DESCRIPTION (provided by applicant): The long term goals of our laboratory are to understand the molecular mechanisms responsible for cell fate specification and sensory patch formation in the developing mammalian inner ear. Progress toward understanding these essential aspects of inner ear development have been hampered by the inaccessibility of the mouse embryo in utero. Equally confounding is the lack of molecular tools to dynamically manipulate developmental gene expression in situ. We apply experimental embryology to study the mouse inner ear in vitro and in vivo. We aim: 1) to fate map mouse otic cup closure in wild type and mutant mice; 2) to determine the lineage relationships among constituent cells in the inner ear; and 3) to probe the molecular mechanisms underlying mammalian sensory patch formation. Mouse whole embryo culture supports inner ear development from the placode through early otocyst stages. The fate map will be conducted by iontophoretic injection of fluorescent tracer dye into designated positions in the rim and concavity of the cup. Fate mapping will teach us the morphogenetic movements of otic epithelial progenitors during cup closure and permit their correlation with know domains of gene expression. Tranuterine microinjection of bioactive reagents into the early otocyst stage mouse embryo in vivo enables a broad range of studies in the developing and postnatal inner ear. Lineage analysis will be performed by transuterine microinjection of a retroviral construct encoding alkaline phosphatase and a complex 24 base pair library into the otocyst with subsequent clonal analysis in the mature, postnatal inner ear. Lineage analysis will show us the types and timing of cell fate choices made by otic epithelial progenitors that give rise to sensory and nonsensory cells. Sensory patch formation will be investigated by transuterine microinjection of expression plasmid into the early otocyst followed by in vivo electroporation for gain-of-function studies. We will misexpress transcription factors know to be involved in sensory patch formation in wild type and mutant mouse inner ears to gain insight into their mechanistic roles in establishing the auditory sensory epithelium. A clear understanding of otic vesicle morphogenesis, lineage relationships, and sensory patch formation is essential for the definition of regenerative medical approaches to ameliorate hearing loss and balance disorders in humans.

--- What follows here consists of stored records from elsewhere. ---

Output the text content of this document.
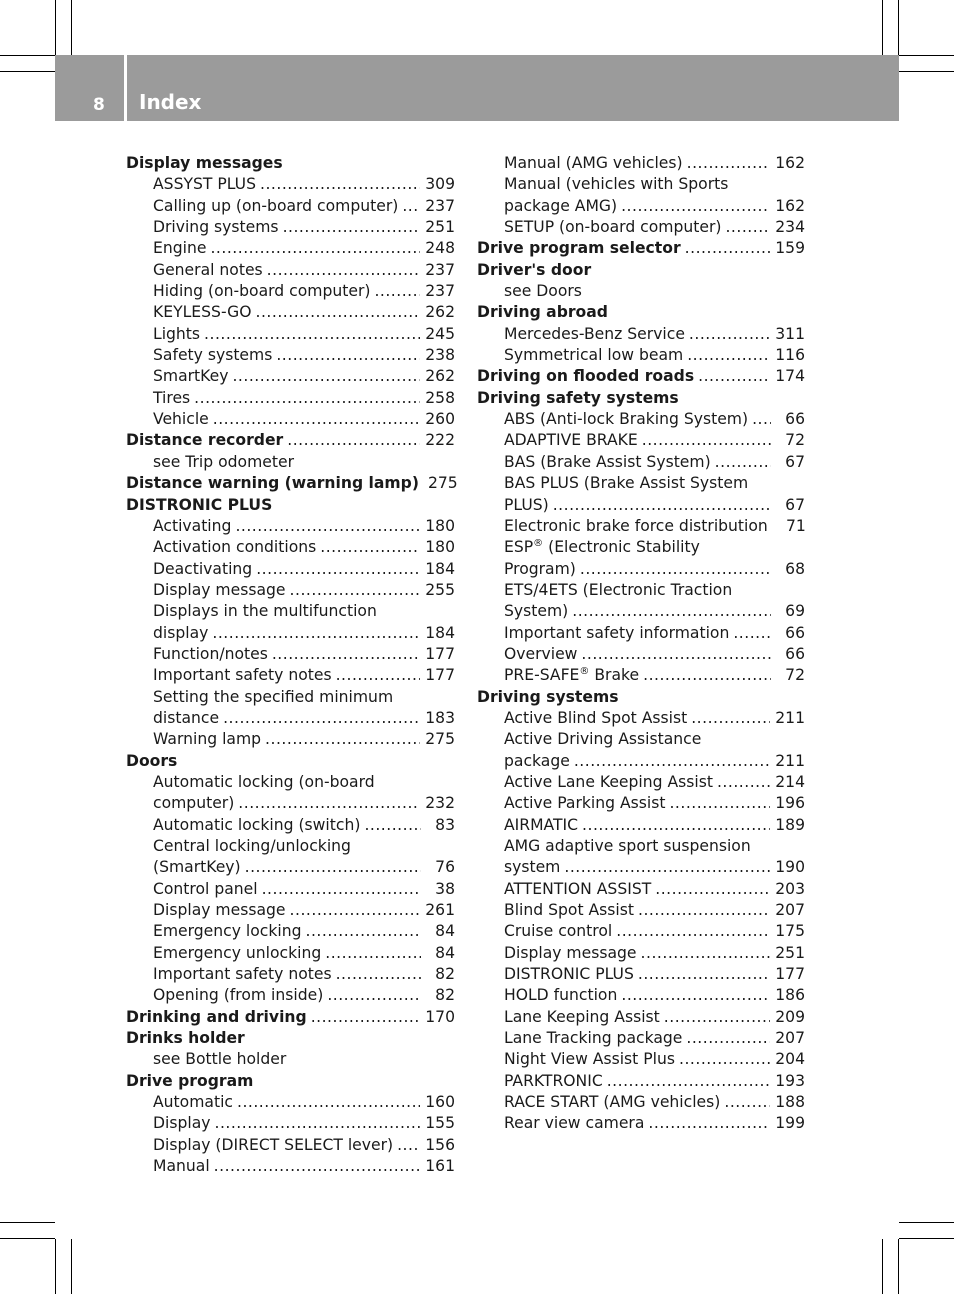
8 Index
Display messages
ASSYST PLUS .....	309
Calling up (on-board computer) ..... 237
Driving systems .....	251
Engine .....	248
General notes .....	237
Hiding (on-board computer) .....	237
KEYLESS-GO .....	262
Lights .....	245
Safety systems .....	238
SmartKey .....	262
Tires .....	258
Vehicle .....	260
Distance recorder .....	222
see Trip odometer
Distance warning (warning lamp) 275
DISTRONIC PLUS
Activating .....	180
Activation conditions .....	180
Deactivating .....	184
Display message .....	255
Displays in the multifunction
display .....	184
Function/notes .....	177
Important safety notes .....	177
Setting the specified minimum
distance .....	183
Warning lamp .....	275
Doors
Automatic locking (on-board
computer) .....	232
Automatic locking (switch) .....	83
Central locking/unlocking
(SmartKey) .....	76
Control panel .....	38
Display message .....	261
Emergency locking .....	84
Emergency unlocking .....	84
Important safety notes .....	82
Opening (from inside) .....	82
Drinking and driving .....	170
Drinks holder
see Bottle holder
Drive program
Automatic .....	160
Display .....	155
Display (DIRECT SELECT lever) ..... 156
Manual .....	161
Manual (AMG vehicles) .....	162
Manual (vehicles with Sports
package AMG) .....	162
SETUP (on-board computer) .....	234
Drive program selector .....	159
Driver's door
see Doors
Driving abroad
Mercedes-Benz Service .....	311
Symmetrical low beam .....	116
Driving on flooded roads .....	174
Driving safety systems
ABS (Anti-lock Braking System) .....	66
ADAPTIVE BRAKE .....	72
BAS (Brake Assist System) .....	67
BAS PLUS (Brake Assist System
PLUS) .....	67
Electronic brake force distribution	71
ESP® (Electronic Stability
Program) .....	68
ETS/4ETS (Electronic Traction
System) .....	69
Important safety information .....	66
Overview .....	66
PRE-SAFE® Brake .....	72
Driving systems
Active Blind Spot Assist .....	211
Active Driving Assistance
package .....	211
Active Lane Keeping Assist .....	214
Active Parking Assist .....	196
AIRMATIC .....	189
AMG adaptive sport suspension
system .....	190
ATTENTION ASSIST .....	203
Blind Spot Assist .....	207
Cruise control .....	175
Display message .....	251
DISTRONIC PLUS .....	177
HOLD function .....	186
Lane Keeping Assist .....	209
Lane Tracking package .....	207
Night View Assist Plus .....	204
PARKTRONIC .....	193
RACE START (AMG vehicles) .....	188
Rear view camera .....	199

描述（由申请人提供）：我们实验室的长期目标是了解发育中哺乳动物内耳中细胞命运特化和感觉贴片形成的分子机制。对内耳发育的这些基本方面的理解进展受到子宫内小鼠胚胎不可接近性的阻碍。同样令人困惑的是缺乏分子工具来动态操纵原位发育基因表达。本文应用实验胚胎学方法对小鼠内耳进行了离体和体内的研究。我们的目标是：1）在野生型和突变型小鼠中对小鼠耳杯闭合进行命运作图; 2）确定内耳中组成细胞之间的谱系关系;以及3）探索哺乳动物感觉斑形成的分子机制。小鼠全胚胎培养支持内耳从基板到早期耳囊阶段的发育。通过将荧光示踪剂染料离子电渗注射到髋臼杯边缘和边缘的指定位置，进行结局图。命运映射将教我们的形态发生运动的耳上皮祖细胞在杯关闭，并允许其与已知的基因表达领域的相关性。将生物活性试剂经子宫显微注射到体内早期耳囊期小鼠胚胎中，可以在发育和出生后的内耳中进行广泛的研究。将通过经子宫显微注射编码碱性磷酸酶的逆转录病毒构建体和复杂的24个碱基对文库到耳囊中进行谱系分析，随后在成熟的出生后内耳中进行克隆分析。谱系分析将向我们展示耳上皮祖细胞产生感觉细胞和非感觉细胞的细胞命运选择的类型和时间。将通过经子宫显微注射表达质粒到早期耳囊中，然后通过体内电穿孔进行功能获得研究来研究感觉斑的形成。我们将错误表达已知参与野生型和突变型小鼠内耳感觉片形成的转录因子，以深入了解它们在建立听觉感觉上皮中的机制作用。清楚地了解耳泡形态发生、谱系关系和感觉斑形成对于定义改善人类听力损失和平衡障碍的再生医学方法至关重要。